The act of breathing begins at the mouth and nose – the two entry points for the air surrounding the face; it travels down your throat and into your trachea where it is divided down the two bronchial tubes. The air is then divided into smaller passages – the bronchioles, from there it goes into the alveoli. The alveoli are each surrounded by a mesh of capillaries and the oxygen diffuses through the alveoli and then capillary wall to bind with haemoglobin in a red blood cell. This oxygenated blood travels to the heart and is then pumped to the extremities of the body to allow respiration to take place. The deoxygenated blood returns to the lungs and the carbon dioxide that was released during respiration diffuses across the two membranes and is then exhaled. The diaphragm plays a huge part in respiration, it increases the pressure in the lungs, forcing exhalation.

Humans inhale a high concentration of oxygen which enables fast diffusion and is increased due to the low density, whereas water, due to being a liquid is denser, so therefore would be more difficult to inhale. Furthermore, exhaling would be nearly impossible due to the weight of water that would press down on the diaphragm, preventing it from contracting and therefore it would be impossible to expel the water that has a low concentration of oxygen to allow the lungs to fill with fresh water. Additionally, water contains a lower percentage of Oxygen compared to the blood that has just been freshly oxygenated so realistically the oxygen in the blood surrounding the alveoli could theoretically diffuse into the water, due to the concentration gradient being reversed. Moreover, the concentration of oxygen in air is higher than in water so therefore diffusion will require less energy because of the high contrast in concentration gradient.
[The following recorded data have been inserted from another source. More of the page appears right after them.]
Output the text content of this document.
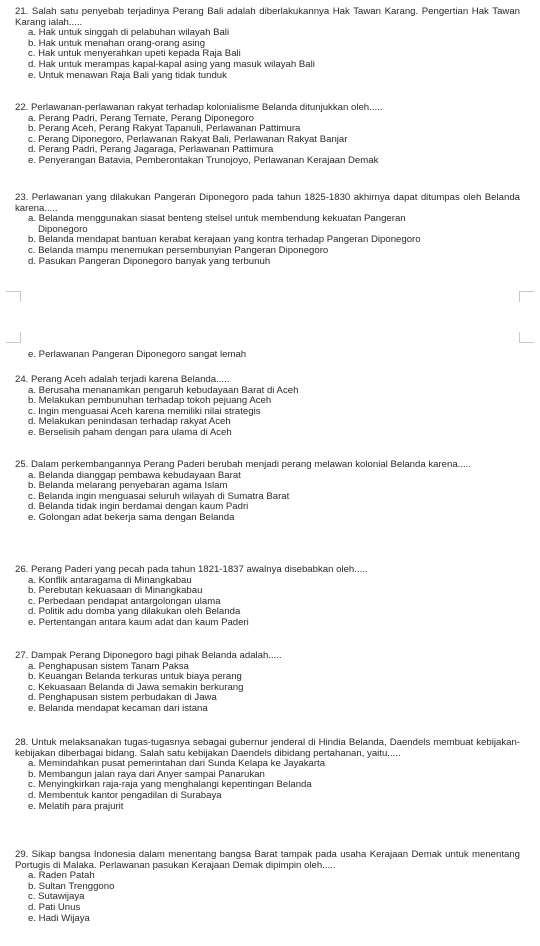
21. Salah satu penyebab terjadinya Perang Bali adalah diberlakukannya Hak Tawan Karang. Pengertian Hak Tawan Karang ialah.....
a. Hak untuk singgah di pelabuhan wilayah Bali
b. Hak untuk menahan orang-orang asing
c. Hak untuk menyerahkan upeti kepada Raja Bali
d. Hak untuk merampas kapal-kapal asing yang masuk wilayah Bali
e. Untuk menawan Raja Bali yang tidak tunduk
22. Perlawanan-perlawanan rakyat terhadap kolonialisme Belanda ditunjukkan oleh.....
a. Perang Padri, Perang Ternate, Perang Diponegoro
b. Perang Aceh, Perang Rakyat Tapanuli, Perlawanan Pattimura
c. Perang Diponegoro, Perlawanan Rakyat Bali, Perlawanan Rakyat Banjar
d. Perang Padri, Perang Jagaraga, Perlawanan Pattimura
e. Penyerangan Batavia, Pemberontakan Trunojoyo, Perlawanan Kerajaan Demak
23. Perlawanan yang dilakukan Pangeran Diponegoro pada tahun 1825-1830 akhirnya dapat ditumpas oleh Belanda karena.....
a. Belanda menggunakan siasat benteng stelsel untuk membendung kekuatan Pangeran
Diponegoro
b. Belanda mendapat bantuan kerabat kerajaan yang kontra terhadap Pangeran Diponegoro
c. Belanda mampu menemukan persembunyian Pangeran Diponegoro
d. Pasukan Pangeran Diponegoro banyak yang terbunuh
e. Perlawanan Pangeran Diponegoro sangat lemah
24. Perang Aceh adalah terjadi karena Belanda.....
a. Berusaha menanamkan pengaruh kebudayaan Barat di Aceh
b. Melakukan pembunuhan terhadap tokoh pejuang Aceh
c. Ingin menguasai Aceh karena memiliki nilai strategis
d. Melakukan penindasan terhadap rakyat Aceh
e. Berselisih paham dengan para ulama di Aceh
25. Dalam perkembangannya Perang Paderi berubah menjadi perang melawan kolonial Belanda karena.....
a. Belanda dianggap pembawa kebudayaan Barat
b. Belanda melarang penyebaran agama Islam
c. Belanda ingin menguasai seluruh wilayah di Sumatra Barat
d. Belanda tidak ingin berdamai dengan kaum Padri
e. Golongan adat bekerja sama dengan Belanda
26. Perang Paderi yang pecah pada tahun 1821-1837 awalnya disebabkan oleh.....
a. Konflik antaragama di Minangkabau
b. Perebutan kekuasaan di Minangkabau
c. Perbedaan pendapat antargolongan ulama
d. Politik adu domba yang dilakukan oleh Belanda
e. Pertentangan antara kaum adat dan kaum Paderi
27. Dampak Perang Diponegoro bagi pihak Belanda adalah.....
a. Penghapusan sistem Tanam Paksa
b. Keuangan Belanda terkuras untuk biaya perang
c. Kekuasaan Belanda di Jawa semakin berkurang
d. Penghapusan sistem perbudakan di Jawa
e. Belanda mendapat kecaman dari istana
28. Untuk melaksanakan tugas-tugasnya sebagai gubernur jenderal di Hindia Belanda, Daendels membuat kebijakan-kebijakan diberbagai bidang. Salah satu kebijakan Daendels dibidang pertahanan, yaitu.....
a. Memindahkan pusat pemerintahan dari Sunda Kelapa ke Jayakarta
b. Membangun jalan raya dari Anyer sampai Panarukan
c. Menyingkirkan raja-raja yang menghalangi kepentingan Belanda
d. Membentuk kantor pengadilan di Surabaya
e. Melatih para prajurit
29. Sikap bangsa Indonesia dalam menentang bangsa Barat tampak pada usaha Kerajaan Demak untuk menentang Portugis di Malaka. Perlawanan pasukan Kerajaan Demak dipimpin oleh.....
a. Raden Patah
b. Sultan Trenggono
c. Sutawijaya
d. Pati Unus
e. Hadi Wijaya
Aquatic respiration is very different to human respiration. Fish respiration takes place through gills, the water flows to their mouth and is then forced out of their gills on either side of their body, this means that the water is filtered through their gills which consist of large amounts of gill filaments that are all in close proximity of each other. The gill filaments are all attached to the gill bar, stacked up to be specific and each filament has lamellae which increase the surface area of the gills. The water flows in the opposite direction than the blood over the gill filaments; this is known as countercurrent flow. The principle for aquatic respiration is that the water flows over the oxygenated blood, allowing oxygen to diffuse into the blood and then the water flows over the deoxygenated blood, allowing for the oxygen and carbon dioxide to diffuse out of the blood and into the water. This means that when the water flows over the oxygenated blood there is a small difference in the concentration of oxygen in the blood compared to the water, but diffusion can still take place so the concentration of oxygen dissolved in the water decreases, so when it proceeds and flows over the deoxygenated blood there is a concerntration gradient that allows for diffusion out of the blood and into water.

The evidence in contrast between human and aquatic respiration helps to explain why humans cannot respire under water.  The different organs and mechanisms used by each animal for respiration also demonstrates where each creature evolved, and how they have adapted to allow from respiration in the optimum ppO₂.  

I found this image online, but it didn't provide as much answers as I would like, as this picture shows, fish and humans seperated many years ago, even before the renowned Jurassic Period. So, the possibility of humans being able to breathe underwater is so far off possible it is almost bordering on ridiculous. Not only the amount of time since seperation, but the distance, as you can see the different branches show how many species have arisen in between fish and humans. 

I have been spreading the word around my school, my viewer numbers have increased considerably, and I am very grateful to the new readers, along with the increasing numbers of those 'across the pond' (Hi american readers!) - I would just like to say thanks to all my readers for reading. 

See you all soon, hopefully, School is crazy but I really enjoy writing this.